‘Extort’: An Old Word Doing a New Thing

In typical established use blackmail is about a specific type of nasty behavior in which someone uses force or threat to take something from another person. It is a verb, and specifically a verb of the transitive type, which means that it is followed by a noun, pronoun, or noun phrase that completes the meaning of the sentence. a blackmailer anything else; people don’t simply blackmail.* Usually, people blackmail are extortion, but confessions and the like can also be blackmailed.

blackmail man raising fist photo

Keep reading if you know what’s good for you.

Traditionally, what hasn’t been blackmailed are people. But we are increasingly seeing the word blackmail is used in a new way, with people being blackmailed as the object of the verb.

Here is an example of established usage:

Convinced that Harry the Dog cheated to win the baking contest, Mabel the Cat is determined to extort money from him.

And here’s an example of a newer usage:

Mabel the Cat is determined to blackmail Harry the Dog for the bounty.

It’s a subtle change, but it’s the kind of change in meaning that, if and when it’s fully established, warrants a new meaning in this dictionary.

Currently, the earliest evidence of use we’ve seen is from the 1988 medical horror film Fear of deathby Robin Cook:

Dawen crossed her arms on the table and looked straight at Jason. “We’re afraid you’ll blackmail us with this document—making us pay to get it back,” he said, touching the cover of the lab notebook.

However, actually in this century the usage has begun to become somewhat common:

Not excited?

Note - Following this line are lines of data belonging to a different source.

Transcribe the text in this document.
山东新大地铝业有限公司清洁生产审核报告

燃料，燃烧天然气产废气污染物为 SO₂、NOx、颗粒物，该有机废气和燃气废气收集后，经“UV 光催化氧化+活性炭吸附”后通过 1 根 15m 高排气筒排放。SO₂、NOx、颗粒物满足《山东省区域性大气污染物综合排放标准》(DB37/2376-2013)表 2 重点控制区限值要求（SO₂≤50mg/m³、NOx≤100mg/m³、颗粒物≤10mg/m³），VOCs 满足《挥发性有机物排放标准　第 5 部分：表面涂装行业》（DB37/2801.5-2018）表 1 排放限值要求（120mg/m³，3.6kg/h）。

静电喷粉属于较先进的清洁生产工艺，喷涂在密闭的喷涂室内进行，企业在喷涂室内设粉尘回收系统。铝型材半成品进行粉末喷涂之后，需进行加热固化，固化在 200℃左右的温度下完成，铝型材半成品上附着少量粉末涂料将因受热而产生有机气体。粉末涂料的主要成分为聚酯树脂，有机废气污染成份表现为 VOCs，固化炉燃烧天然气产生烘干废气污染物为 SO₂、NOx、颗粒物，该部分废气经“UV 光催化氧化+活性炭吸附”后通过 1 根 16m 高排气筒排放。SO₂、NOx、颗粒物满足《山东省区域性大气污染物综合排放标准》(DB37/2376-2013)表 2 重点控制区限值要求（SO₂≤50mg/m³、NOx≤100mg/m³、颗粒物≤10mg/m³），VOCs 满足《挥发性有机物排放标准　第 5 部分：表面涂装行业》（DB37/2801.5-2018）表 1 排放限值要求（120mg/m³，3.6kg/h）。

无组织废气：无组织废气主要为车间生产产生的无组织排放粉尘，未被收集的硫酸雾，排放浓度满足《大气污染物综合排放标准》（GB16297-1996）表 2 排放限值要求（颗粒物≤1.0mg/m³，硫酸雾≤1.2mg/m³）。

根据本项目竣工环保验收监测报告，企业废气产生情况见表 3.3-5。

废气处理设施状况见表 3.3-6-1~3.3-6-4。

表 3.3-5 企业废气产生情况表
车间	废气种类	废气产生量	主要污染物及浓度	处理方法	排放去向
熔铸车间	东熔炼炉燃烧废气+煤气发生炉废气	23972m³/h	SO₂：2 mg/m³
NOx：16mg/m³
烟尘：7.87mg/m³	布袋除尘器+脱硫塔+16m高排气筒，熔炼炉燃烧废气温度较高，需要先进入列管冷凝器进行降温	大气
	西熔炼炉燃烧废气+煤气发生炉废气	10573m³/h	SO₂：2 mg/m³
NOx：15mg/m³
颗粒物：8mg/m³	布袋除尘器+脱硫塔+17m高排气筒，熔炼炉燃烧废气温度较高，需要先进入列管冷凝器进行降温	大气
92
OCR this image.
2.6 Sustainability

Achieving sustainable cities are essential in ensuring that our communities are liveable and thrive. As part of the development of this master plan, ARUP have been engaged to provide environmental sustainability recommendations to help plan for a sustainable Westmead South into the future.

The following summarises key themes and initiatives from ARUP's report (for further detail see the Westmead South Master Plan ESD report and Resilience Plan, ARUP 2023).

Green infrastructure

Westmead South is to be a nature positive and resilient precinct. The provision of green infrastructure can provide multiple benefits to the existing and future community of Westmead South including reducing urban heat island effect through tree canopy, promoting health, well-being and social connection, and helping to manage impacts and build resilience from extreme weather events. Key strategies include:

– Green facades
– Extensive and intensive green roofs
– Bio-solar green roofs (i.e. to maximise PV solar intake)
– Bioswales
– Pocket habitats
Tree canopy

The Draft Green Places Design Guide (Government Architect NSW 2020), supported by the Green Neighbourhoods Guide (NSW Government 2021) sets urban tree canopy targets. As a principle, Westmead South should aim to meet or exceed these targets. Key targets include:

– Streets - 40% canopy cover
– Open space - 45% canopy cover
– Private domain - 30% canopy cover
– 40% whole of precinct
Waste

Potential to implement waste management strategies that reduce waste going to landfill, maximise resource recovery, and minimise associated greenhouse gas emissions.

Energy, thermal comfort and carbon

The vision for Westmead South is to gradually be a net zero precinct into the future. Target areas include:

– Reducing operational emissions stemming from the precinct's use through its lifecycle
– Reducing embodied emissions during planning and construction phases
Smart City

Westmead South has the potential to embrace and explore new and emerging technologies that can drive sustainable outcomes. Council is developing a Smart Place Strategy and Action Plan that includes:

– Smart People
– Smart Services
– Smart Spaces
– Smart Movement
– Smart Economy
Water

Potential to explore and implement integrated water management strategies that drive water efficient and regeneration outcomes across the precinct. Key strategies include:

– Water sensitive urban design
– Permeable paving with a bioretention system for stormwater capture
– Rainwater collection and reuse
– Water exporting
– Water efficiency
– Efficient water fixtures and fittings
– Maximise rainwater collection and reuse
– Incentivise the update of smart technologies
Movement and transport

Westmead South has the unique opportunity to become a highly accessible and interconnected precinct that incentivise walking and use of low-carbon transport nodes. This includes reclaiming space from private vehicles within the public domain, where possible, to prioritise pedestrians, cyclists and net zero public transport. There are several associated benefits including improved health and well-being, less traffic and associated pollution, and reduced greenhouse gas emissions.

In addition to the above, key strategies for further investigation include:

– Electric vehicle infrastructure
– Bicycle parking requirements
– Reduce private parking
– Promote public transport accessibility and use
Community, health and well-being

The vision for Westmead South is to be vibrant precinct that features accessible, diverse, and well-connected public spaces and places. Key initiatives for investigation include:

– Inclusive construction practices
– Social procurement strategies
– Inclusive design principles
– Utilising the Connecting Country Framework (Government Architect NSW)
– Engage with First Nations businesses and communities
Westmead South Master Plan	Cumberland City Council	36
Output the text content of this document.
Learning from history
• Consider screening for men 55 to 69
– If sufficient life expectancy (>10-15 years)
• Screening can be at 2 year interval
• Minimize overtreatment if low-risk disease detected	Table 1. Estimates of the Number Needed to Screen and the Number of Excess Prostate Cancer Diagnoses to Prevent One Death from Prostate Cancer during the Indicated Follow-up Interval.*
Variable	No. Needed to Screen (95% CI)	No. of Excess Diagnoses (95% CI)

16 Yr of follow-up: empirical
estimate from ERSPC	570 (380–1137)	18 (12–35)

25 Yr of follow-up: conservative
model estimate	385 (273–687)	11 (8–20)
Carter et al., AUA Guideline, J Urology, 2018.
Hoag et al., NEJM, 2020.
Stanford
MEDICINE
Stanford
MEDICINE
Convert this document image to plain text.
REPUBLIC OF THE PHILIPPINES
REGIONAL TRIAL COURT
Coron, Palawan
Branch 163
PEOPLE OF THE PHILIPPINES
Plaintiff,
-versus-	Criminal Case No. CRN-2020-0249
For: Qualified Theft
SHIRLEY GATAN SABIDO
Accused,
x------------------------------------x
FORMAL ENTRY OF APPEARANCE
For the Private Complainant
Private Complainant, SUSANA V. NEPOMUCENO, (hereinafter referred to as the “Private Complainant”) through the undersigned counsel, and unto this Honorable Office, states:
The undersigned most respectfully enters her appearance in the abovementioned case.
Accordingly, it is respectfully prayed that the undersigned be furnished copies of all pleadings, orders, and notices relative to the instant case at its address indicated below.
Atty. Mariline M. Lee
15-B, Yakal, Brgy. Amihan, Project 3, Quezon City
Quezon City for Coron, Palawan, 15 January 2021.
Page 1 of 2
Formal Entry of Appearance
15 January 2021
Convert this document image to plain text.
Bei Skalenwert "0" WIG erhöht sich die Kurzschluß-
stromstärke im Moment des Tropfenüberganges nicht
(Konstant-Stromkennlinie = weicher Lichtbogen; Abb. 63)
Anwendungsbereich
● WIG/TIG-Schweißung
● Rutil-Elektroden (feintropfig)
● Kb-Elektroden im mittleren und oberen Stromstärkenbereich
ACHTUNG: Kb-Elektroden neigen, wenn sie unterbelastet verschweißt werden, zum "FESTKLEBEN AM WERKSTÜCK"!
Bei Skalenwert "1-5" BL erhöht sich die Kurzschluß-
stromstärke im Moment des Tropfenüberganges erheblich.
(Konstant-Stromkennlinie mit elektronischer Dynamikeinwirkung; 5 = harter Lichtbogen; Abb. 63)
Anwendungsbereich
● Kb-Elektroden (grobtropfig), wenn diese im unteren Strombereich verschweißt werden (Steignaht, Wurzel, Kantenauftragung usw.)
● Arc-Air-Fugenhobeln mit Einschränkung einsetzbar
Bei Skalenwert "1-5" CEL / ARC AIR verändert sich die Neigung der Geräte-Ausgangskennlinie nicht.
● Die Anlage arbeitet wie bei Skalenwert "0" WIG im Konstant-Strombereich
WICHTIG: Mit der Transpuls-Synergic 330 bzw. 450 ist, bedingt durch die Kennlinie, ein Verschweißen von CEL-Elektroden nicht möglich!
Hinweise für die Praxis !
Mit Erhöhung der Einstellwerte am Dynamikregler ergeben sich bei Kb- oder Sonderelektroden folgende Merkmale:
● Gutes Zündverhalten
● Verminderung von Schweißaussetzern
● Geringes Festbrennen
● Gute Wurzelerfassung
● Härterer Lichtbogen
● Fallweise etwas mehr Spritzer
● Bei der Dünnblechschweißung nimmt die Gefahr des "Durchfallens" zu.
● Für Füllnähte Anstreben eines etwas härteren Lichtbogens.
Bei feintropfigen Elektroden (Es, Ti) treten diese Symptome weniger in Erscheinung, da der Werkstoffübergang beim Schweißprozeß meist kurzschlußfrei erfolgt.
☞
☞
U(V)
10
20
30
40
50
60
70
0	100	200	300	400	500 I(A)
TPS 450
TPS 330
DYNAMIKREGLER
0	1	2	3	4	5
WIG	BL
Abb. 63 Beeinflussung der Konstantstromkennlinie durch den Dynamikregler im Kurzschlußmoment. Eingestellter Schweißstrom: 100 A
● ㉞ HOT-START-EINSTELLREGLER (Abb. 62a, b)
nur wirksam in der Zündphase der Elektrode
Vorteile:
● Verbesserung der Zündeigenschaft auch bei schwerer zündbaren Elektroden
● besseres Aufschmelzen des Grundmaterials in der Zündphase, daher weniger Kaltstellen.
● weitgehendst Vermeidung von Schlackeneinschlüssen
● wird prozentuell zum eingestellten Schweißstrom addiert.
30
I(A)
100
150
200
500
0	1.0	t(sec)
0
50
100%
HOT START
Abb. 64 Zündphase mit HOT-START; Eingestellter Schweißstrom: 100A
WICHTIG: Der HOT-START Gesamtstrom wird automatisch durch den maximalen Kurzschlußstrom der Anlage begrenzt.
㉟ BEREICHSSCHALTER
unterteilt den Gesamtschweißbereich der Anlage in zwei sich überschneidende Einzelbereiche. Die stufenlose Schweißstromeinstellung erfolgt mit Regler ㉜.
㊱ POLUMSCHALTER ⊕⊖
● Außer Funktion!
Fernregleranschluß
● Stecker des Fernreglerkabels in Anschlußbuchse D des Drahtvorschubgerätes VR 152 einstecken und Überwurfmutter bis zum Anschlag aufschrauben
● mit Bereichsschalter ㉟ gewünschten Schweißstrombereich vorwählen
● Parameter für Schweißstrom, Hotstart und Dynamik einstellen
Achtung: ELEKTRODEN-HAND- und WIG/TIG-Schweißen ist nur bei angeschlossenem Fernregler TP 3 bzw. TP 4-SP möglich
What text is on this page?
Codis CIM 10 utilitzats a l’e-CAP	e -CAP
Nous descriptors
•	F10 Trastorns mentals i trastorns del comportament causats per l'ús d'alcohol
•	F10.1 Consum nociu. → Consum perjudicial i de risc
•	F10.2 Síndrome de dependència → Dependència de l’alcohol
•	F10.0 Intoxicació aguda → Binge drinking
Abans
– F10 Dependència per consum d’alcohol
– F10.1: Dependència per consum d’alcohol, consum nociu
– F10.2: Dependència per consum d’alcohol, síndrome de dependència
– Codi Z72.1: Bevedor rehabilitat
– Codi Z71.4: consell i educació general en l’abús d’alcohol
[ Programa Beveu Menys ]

I hear you extort money from workers, why can’t I? — Collateral (screenplay), 2004

While the film’s purists will mock how it blends with the storyline by adding you to the role of a Corleone foot soldier, gamers will revel in the open-world environment where you spend Kill rivals and blackmail the local barber. — Marc Bernardin, Weekly entertainmentMarch 24, 2006

It now even appears in some rather formal settings:

If the Court overturns Hall, governments could bully, blackmail and defraud residents of other states with no legal retribution and no political accountability. – Editorial board, The Wall Street JournalJanuary 8, 2019

blackmail is an old word whose Latin genealogy includes the word torquemeaning “twist”—also the origin of torture. blackmail has been used in English since the 15th century, and in all the years its use has changed relatively little. It has developed softer aspects, with persuasion, argument and ingenuity combined with force, abuse, and intimidation as qualifying methods of extortion, but extortion has never been. is now the desired person or entity. Except that’s not entirely true: The Oxford English Dictionary reports an outdated meaning of blackmailis defined as “to blackmail (a person)” and is illustrated by three examples from 1561 to 1616, including one from 1612 by John Davies A discovery of the real reason why Ireland was never fully subjugated and submitted to the British crown until the beginning of Her Majesty’s happy reign: “they blackmailed and oppressed the people.”

See more:  The Difference Between Dependent and Independent Clauses

Is the use we have observed in recent sources a conscious resurgence of older usage? Are not. There is no proof of that. what is more likely to be blackmail was simply pushed in a new direction by speakers of that language, perhaps with help from bribeis a common contextual counterparty and is subject to a bribed person or entity.

Will this new use of blackmail has been established enough to ensure that a new definition in this dictionary is still visible. But the current evidence shows it’s stabilizing in the language pretty well, thank you very much. And we see no force in the game.

  • Note:
    blackmail does not work as an absolute verb, as in phrases like “robbers and blackmailers.” Calling a verb “absolute” is a convenient way to say that although it is transitive, it has no object in some particular construction. Such designations are useful because grammatical rules and categories, unlike verbs, are rarely absolute.